Un rapport de 2021 de l’Union européenne de la radiodiffusion relie la radiodiffusion publique avec une participation électorale plus élevée, de meilleures connaissances factuelles et une sensibilité plus faible à la rhétorique extrémiste.

Les experts avertissent que même les petites coupes exacerberont un problème déjà pernicieux avec la désinformation politique aux États-Unis, car les citoyens perdent l’accès à des informations gratuites qui favorisent l’alphabétisation des médias et encourage la confiance à travers la démographie.

À bien des égards, les médias publics restent les derniers biens communs civiques largement partagés. Il est à la fois sans publicité et édité indépendamment.

Une autre étude, de l’école Annenberg de l’Université de Pennsylvanie en 2022, a affirmé que «les pays avec des systèmes de radiodiffusion publique indépendants et bien financés ont également des démocraties plus fortes».
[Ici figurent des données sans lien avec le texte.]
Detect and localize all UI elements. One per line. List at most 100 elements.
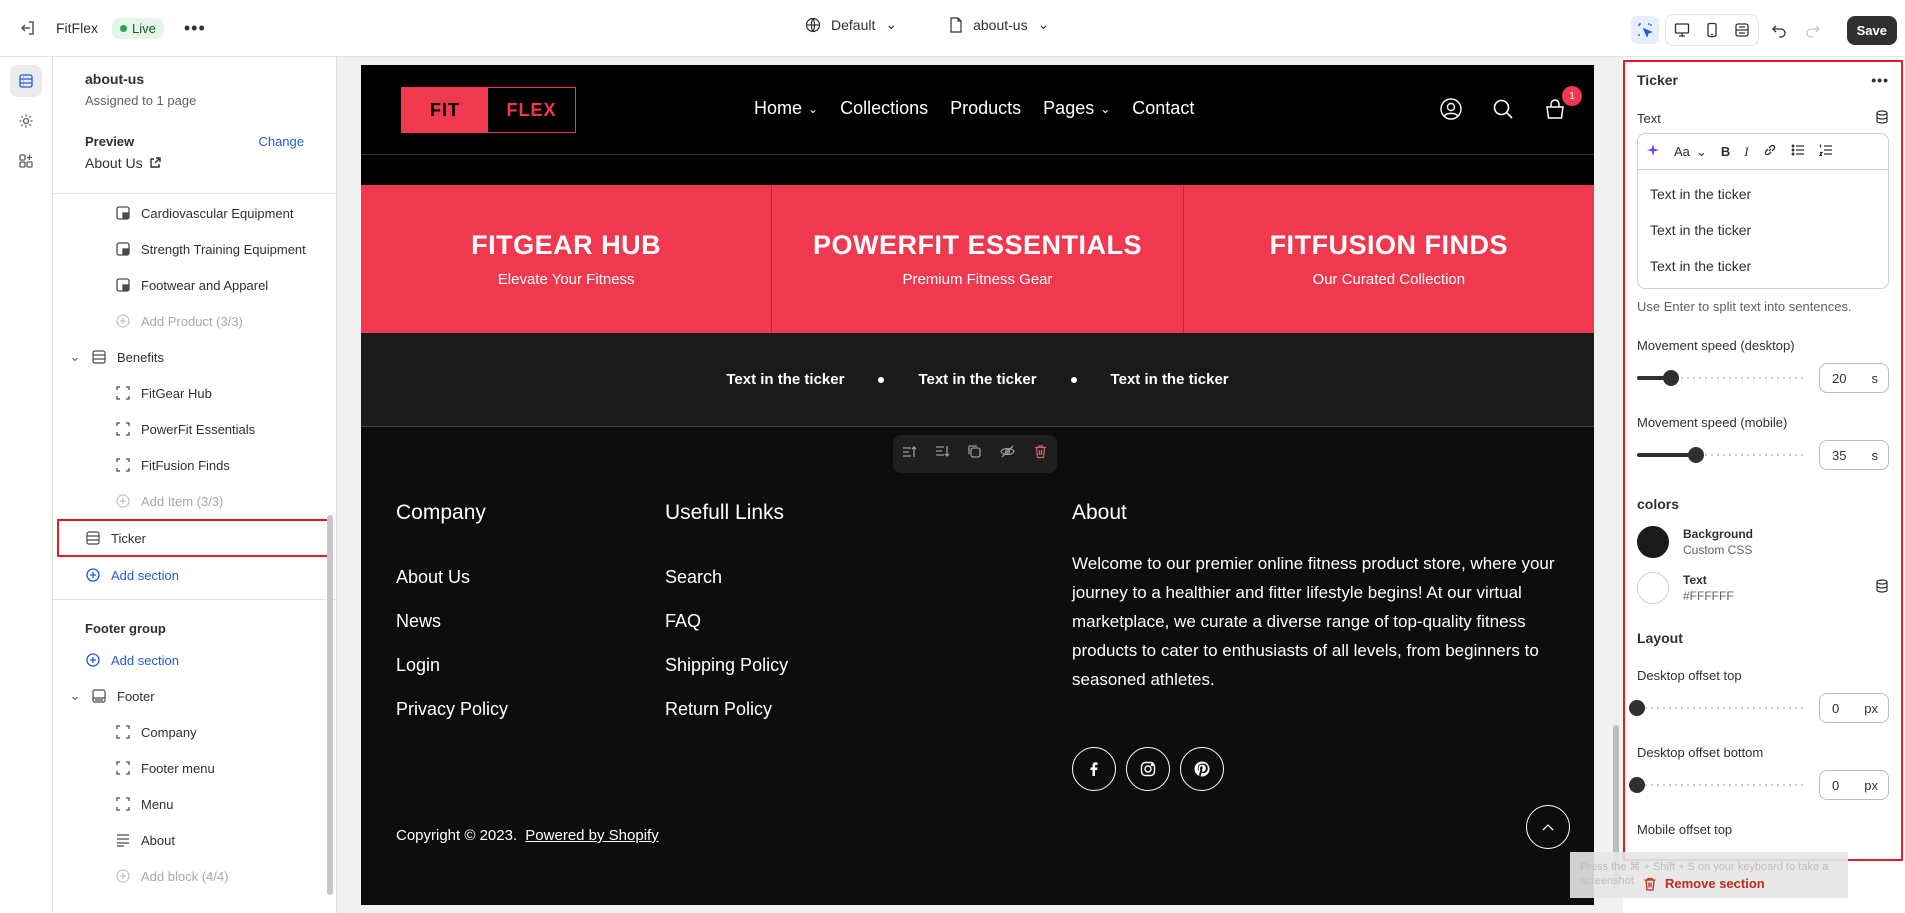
powered-by-link[interactable]: Powered by Shopify xyxy=(525,827,658,844)
account-icon[interactable] xyxy=(1440,98,1462,125)
add-item-button[interactable]: Add Item (3/3) xyxy=(53,483,336,519)
more-options-button[interactable]: ••• xyxy=(1871,72,1889,88)
more-options-button[interactable]: ••• xyxy=(178,18,212,39)
theme-selector[interactable]: Default ⌄ xyxy=(805,16,897,33)
block-item[interactable]: Footwear and Apparel xyxy=(53,267,336,303)
text-color-setting[interactable]: Text #FFFFFF xyxy=(1625,572,1901,604)
background-color-setting[interactable]: Background Custom CSS xyxy=(1625,526,1901,558)
search-icon[interactable] xyxy=(1492,98,1514,125)
block-item[interactable]: About xyxy=(53,822,336,858)
ticker-section[interactable]: Text in the ticker Text in the ticker Te… xyxy=(361,333,1594,427)
change-preview-link[interactable]: Change xyxy=(258,134,304,149)
desktop-offset-bottom-input[interactable]: 0 px xyxy=(1819,770,1889,800)
scroll-to-top-button[interactable] xyxy=(1526,805,1570,849)
chevron-down-icon[interactable]: ⌄ xyxy=(67,688,83,704)
nav-collections[interactable]: Collections xyxy=(840,98,928,119)
speed-desktop-slider[interactable] xyxy=(1637,370,1805,386)
section-item-ticker[interactable]: Ticker xyxy=(57,519,329,557)
footer-link[interactable]: Return Policy xyxy=(665,699,788,720)
speed-mobile-value: 35 xyxy=(1832,447,1847,463)
theme-settings-button[interactable] xyxy=(10,105,42,137)
text-color-swatch[interactable] xyxy=(1637,572,1669,604)
add-product-button[interactable]: Add Product (3/3) xyxy=(53,303,336,339)
link-icon[interactable] xyxy=(1763,143,1777,160)
gear-icon xyxy=(19,114,33,128)
nav-pages[interactable]: Pages ⌄ xyxy=(1043,98,1110,119)
save-button[interactable]: Save xyxy=(1846,15,1897,45)
bold-icon[interactable]: B xyxy=(1721,144,1730,159)
preview-page-link[interactable]: About Us xyxy=(85,155,304,171)
desktop-offset-top-input[interactable]: 0 px xyxy=(1819,693,1889,723)
template-selector[interactable]: about-us ⌄ xyxy=(949,16,1049,33)
remove-section-button[interactable]: Remove section xyxy=(1643,876,1765,891)
block-item[interactable]: FitFusion Finds xyxy=(53,447,336,483)
move-up-icon[interactable] xyxy=(902,444,917,464)
nav-products[interactable]: Products xyxy=(950,98,1021,119)
rich-text-editor[interactable]: Aa ⌄ B I Text in the ticker Text in the t… xyxy=(1637,133,1889,289)
footer-link[interactable]: Shipping Policy xyxy=(665,655,788,676)
speed-desktop-input[interactable]: 20 s xyxy=(1819,363,1889,393)
add-section-button[interactable]: Add section xyxy=(53,642,336,678)
slider-handle[interactable] xyxy=(1687,447,1704,463)
instagram-icon[interactable] xyxy=(1126,747,1170,791)
fullwidth-view-button[interactable] xyxy=(1728,16,1756,44)
desktop-view-button[interactable] xyxy=(1668,16,1696,44)
duplicate-icon[interactable] xyxy=(967,444,982,464)
footer-link[interactable]: Search xyxy=(665,567,788,588)
pinterest-icon[interactable] xyxy=(1180,747,1224,791)
block-item[interactable]: FitGear Hub xyxy=(53,375,336,411)
block-item[interactable]: Cardiovascular Equipment xyxy=(53,195,336,231)
section-item-footer[interactable]: ⌄ Footer xyxy=(53,678,336,714)
footer-link[interactable]: FAQ xyxy=(665,611,788,632)
desktop-offset-bottom-slider[interactable] xyxy=(1629,777,1805,793)
store-logo[interactable]: FIT FLEX xyxy=(401,87,576,133)
app-embeds-button[interactable] xyxy=(10,145,42,177)
desktop-offset-top-slider[interactable] xyxy=(1629,700,1805,716)
dynamic-source-icon[interactable] xyxy=(1875,110,1889,127)
font-style-dropdown[interactable]: Aa ⌄ xyxy=(1674,144,1707,160)
move-down-icon[interactable] xyxy=(935,444,950,464)
numbered-list-icon[interactable] xyxy=(1818,143,1833,160)
chevron-down-icon[interactable]: ⌄ xyxy=(67,349,83,365)
hide-icon[interactable] xyxy=(1000,444,1016,464)
nav-home[interactable]: Home ⌄ xyxy=(754,98,818,119)
facebook-icon[interactable] xyxy=(1072,747,1116,791)
undo-button[interactable] xyxy=(1765,16,1793,44)
mobile-view-button[interactable] xyxy=(1698,16,1726,44)
speed-mobile-input[interactable]: 35 s xyxy=(1819,440,1889,470)
slider-handle[interactable] xyxy=(1629,700,1645,716)
inspector-toggle-button[interactable] xyxy=(1630,16,1659,44)
ai-sparkle-icon[interactable] xyxy=(1646,143,1660,160)
sidebar-scrollbar[interactable] xyxy=(326,195,334,913)
add-section-button[interactable]: Add section xyxy=(53,557,336,593)
sections-tab-button[interactable] xyxy=(10,65,42,97)
footer-link[interactable]: Privacy Policy xyxy=(396,699,508,720)
preview-scrollbar[interactable] xyxy=(1609,65,1623,905)
nav-contact[interactable]: Contact xyxy=(1132,98,1194,119)
section-tree: Cardiovascular Equipment Strength Traini… xyxy=(53,195,336,894)
exit-icon[interactable] xyxy=(14,14,42,42)
cart-icon[interactable]: 1 xyxy=(1544,86,1582,125)
redo-button[interactable] xyxy=(1799,16,1827,44)
panel-title: Ticker xyxy=(1637,72,1678,88)
block-item[interactable]: Strength Training Equipment xyxy=(53,231,336,267)
block-item[interactable]: Footer menu xyxy=(53,750,336,786)
offset-value: 0 xyxy=(1832,777,1840,793)
slider-handle[interactable] xyxy=(1629,777,1645,793)
block-item[interactable]: PowerFit Essentials xyxy=(53,411,336,447)
benefits-section[interactable]: FITGEAR HUB Elevate Your Fitness POWERFI… xyxy=(361,185,1594,333)
footer-link[interactable]: News xyxy=(396,611,508,632)
footer-link[interactable]: About Us xyxy=(396,567,508,588)
dynamic-source-icon[interactable] xyxy=(1875,578,1889,598)
background-swatch[interactable] xyxy=(1637,526,1669,558)
delete-icon[interactable] xyxy=(1033,444,1048,464)
italic-icon[interactable]: I xyxy=(1744,144,1748,160)
section-item-benefits[interactable]: ⌄ Benefits xyxy=(53,339,336,375)
block-item[interactable]: Menu xyxy=(53,786,336,822)
add-block-button[interactable]: Add block (4/4) xyxy=(53,858,336,894)
block-item[interactable]: Company xyxy=(53,714,336,750)
bullet-list-icon[interactable] xyxy=(1791,143,1805,160)
speed-mobile-slider[interactable] xyxy=(1637,447,1805,463)
footer-link[interactable]: Login xyxy=(396,655,508,676)
slider-handle[interactable] xyxy=(1662,370,1679,386)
L’étude a souligné comment les médias publics fonctionnent pour rejeter les divisions et favoriser la compréhension entre les groupes polarisés. Contrairement aux médias commerciaux, où le motif du profit crée souvent des incitations à souligner les conflits et le sensationnalisme, les médias publics visent généralement à fournir des perspectives équilibrées qui encouragent le dialogue et le respect mutuel. Les rapports sont souvent plus longs et plus approfondis que ceux des autres médias.

Une telle attention aux nuances fournit un contrepoids critique aux bulles de nouvelles fragmentées, souvent hyperpartisanes qui imprègnent les nouvelles du câble et les médias sociaux. Et ce traitement habile et plus équilibré aide à améliorer la polarisation politique et la désinformation.

En tout, la structure et la mission des médias publics rendent la démocratie en meilleure santé aux États-Unis et à travers le monde. Les médias publics privilégient l’éducation et l’illumination civique. Il donne aux citoyens des outils importants pour naviguer sur des questions complexes afin de prendre des décisions éclairées – si ces décisions concernent lesquelles voter pour ou sur la politique publique elle-même. Le maintien et le renforcement de la radiodiffusion publique préservent la diversité des médias et avance les principes importants de l’autonomie gouvernementale.

Les coupes du Congrès à la radiodiffusion publique diminueront la plage et le volume de la presse libre et le rapport indépendant qu’il fournit. Ronald Reagan a décrit une fois une presse libre comme vitale pour que les États-Unis réussissent dans sa «noble expérience en autonomie». De ce point de vue, des rapports plus indépendants – pas moins – prouveront le meilleur remède pour toute inquiétude pour le spin partisan.